What is Love, Jane Eyre

            There are many kinds of love, but there are mainly three predominant types: love for family; love for God(s); love for another.  Of these three, love for another can be the most subjective and widely ranged. 

            Love for relations entails an obligatory sense of love: a love born out of gratefulness for those who you live among and are supposedly closest with.  Regardless, love for family may be the strongest, longest-lasting bond: ideally, the family remains supportive of each member throughout life while friends may come and go as they please.  Jane, unfortunately, is denied a love for family, but finds a similar love in Miss Temple.  The only person the orphan Jane would have considered like a parent is Miss Temple: “[Miss Temple’s] friendship and society had been my continual solace: she had stood me in the stead of mother
 

 [and] governess . . . with her was gone every settled feeling, every association that had made Lowood in some degree a home to me” (Bronte 73).  Once Miss Temple left town as a married women, Jane realized her to be a mere companion for she left Jane.

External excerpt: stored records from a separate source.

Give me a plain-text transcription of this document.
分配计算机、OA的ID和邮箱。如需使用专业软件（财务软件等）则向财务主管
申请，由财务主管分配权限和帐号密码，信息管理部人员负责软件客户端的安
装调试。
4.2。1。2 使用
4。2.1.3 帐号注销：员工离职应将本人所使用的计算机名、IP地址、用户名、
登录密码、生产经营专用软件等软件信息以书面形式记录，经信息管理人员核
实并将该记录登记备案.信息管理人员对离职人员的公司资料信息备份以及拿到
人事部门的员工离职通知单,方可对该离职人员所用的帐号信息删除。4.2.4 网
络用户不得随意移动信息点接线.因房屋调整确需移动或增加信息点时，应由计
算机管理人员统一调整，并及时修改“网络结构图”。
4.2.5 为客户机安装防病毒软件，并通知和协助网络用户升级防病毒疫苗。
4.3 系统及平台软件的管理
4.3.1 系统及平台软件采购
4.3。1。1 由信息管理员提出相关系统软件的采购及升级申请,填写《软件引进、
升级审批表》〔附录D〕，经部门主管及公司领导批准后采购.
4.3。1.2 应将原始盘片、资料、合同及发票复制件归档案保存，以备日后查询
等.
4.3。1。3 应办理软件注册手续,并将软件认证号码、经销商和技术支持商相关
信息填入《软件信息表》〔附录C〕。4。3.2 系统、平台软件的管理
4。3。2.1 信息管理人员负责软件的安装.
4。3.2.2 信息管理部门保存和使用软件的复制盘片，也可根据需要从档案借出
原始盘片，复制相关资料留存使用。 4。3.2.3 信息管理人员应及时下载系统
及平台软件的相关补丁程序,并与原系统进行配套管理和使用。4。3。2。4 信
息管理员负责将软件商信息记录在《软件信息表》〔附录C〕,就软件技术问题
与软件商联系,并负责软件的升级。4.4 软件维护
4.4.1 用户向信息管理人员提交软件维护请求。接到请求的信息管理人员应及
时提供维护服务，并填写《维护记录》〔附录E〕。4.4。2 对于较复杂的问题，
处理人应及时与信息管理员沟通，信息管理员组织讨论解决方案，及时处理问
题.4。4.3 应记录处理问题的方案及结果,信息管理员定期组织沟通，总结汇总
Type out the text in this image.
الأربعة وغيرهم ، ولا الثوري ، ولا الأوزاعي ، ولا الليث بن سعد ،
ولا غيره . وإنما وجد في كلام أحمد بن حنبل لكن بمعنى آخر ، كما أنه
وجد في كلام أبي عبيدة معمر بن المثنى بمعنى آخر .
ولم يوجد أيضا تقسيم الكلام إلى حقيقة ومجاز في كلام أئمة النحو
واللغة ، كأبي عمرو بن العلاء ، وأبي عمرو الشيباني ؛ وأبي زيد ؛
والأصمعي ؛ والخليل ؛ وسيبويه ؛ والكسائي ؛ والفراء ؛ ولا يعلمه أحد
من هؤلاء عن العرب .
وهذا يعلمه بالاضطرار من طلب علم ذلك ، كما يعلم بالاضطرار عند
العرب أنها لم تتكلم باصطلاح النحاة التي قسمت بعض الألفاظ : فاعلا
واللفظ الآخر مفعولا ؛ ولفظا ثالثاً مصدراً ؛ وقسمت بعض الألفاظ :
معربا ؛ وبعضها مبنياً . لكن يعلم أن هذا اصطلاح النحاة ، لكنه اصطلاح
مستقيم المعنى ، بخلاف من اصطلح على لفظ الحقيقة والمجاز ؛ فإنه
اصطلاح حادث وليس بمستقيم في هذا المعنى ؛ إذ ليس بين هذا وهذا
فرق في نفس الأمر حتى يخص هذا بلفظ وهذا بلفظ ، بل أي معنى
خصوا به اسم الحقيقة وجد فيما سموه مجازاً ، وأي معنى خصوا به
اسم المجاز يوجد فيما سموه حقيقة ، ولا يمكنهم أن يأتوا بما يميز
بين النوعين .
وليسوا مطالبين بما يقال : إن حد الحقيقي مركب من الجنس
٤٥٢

            Love for God involves a high respect for his being and his teachings.  Jane’s friend, Helen, on her death bed, pronounces her faith in God:  “I am sure there is a future state; I believe God is good; I can resign my immortal part to him without any misgiving.  God is my father; God is my friend: I love him; I believe he loves me’” (Bronte 71).  This kind of love lacks a sense of physicality.  To truly love God, one must believe wholly in a God that lacks physical being.  The strongest tied between God and a person is that God sacrificed his only son, Jesus so that we may live.  Through the publicized death of Jesus, do we reason to love God for what he has done out of his love for us.

            Love for another varies from person to person, but generally one feels a strong feeling of passion towards the other.  For example, when Rochester informs Jane of his unrequited, long ago love for a French dancer, ‘there was something decidedly strange in the paroxysm of emotion which had suddenly seized him. . .” (Bronte 128).  To me, love is a great sense of caring for another as if he is family; care for another is the primary constitute of loving.  Love is a simple yearning for his presence; love is butterflies in your stomach when you’re with him.  Why do people love?  People love because eventually that “love” can bring the passing of genes.  People love because once you’ve grown up and become less attached to your family you must find another partner and start a family.  People love because they feel the need to be “complete.”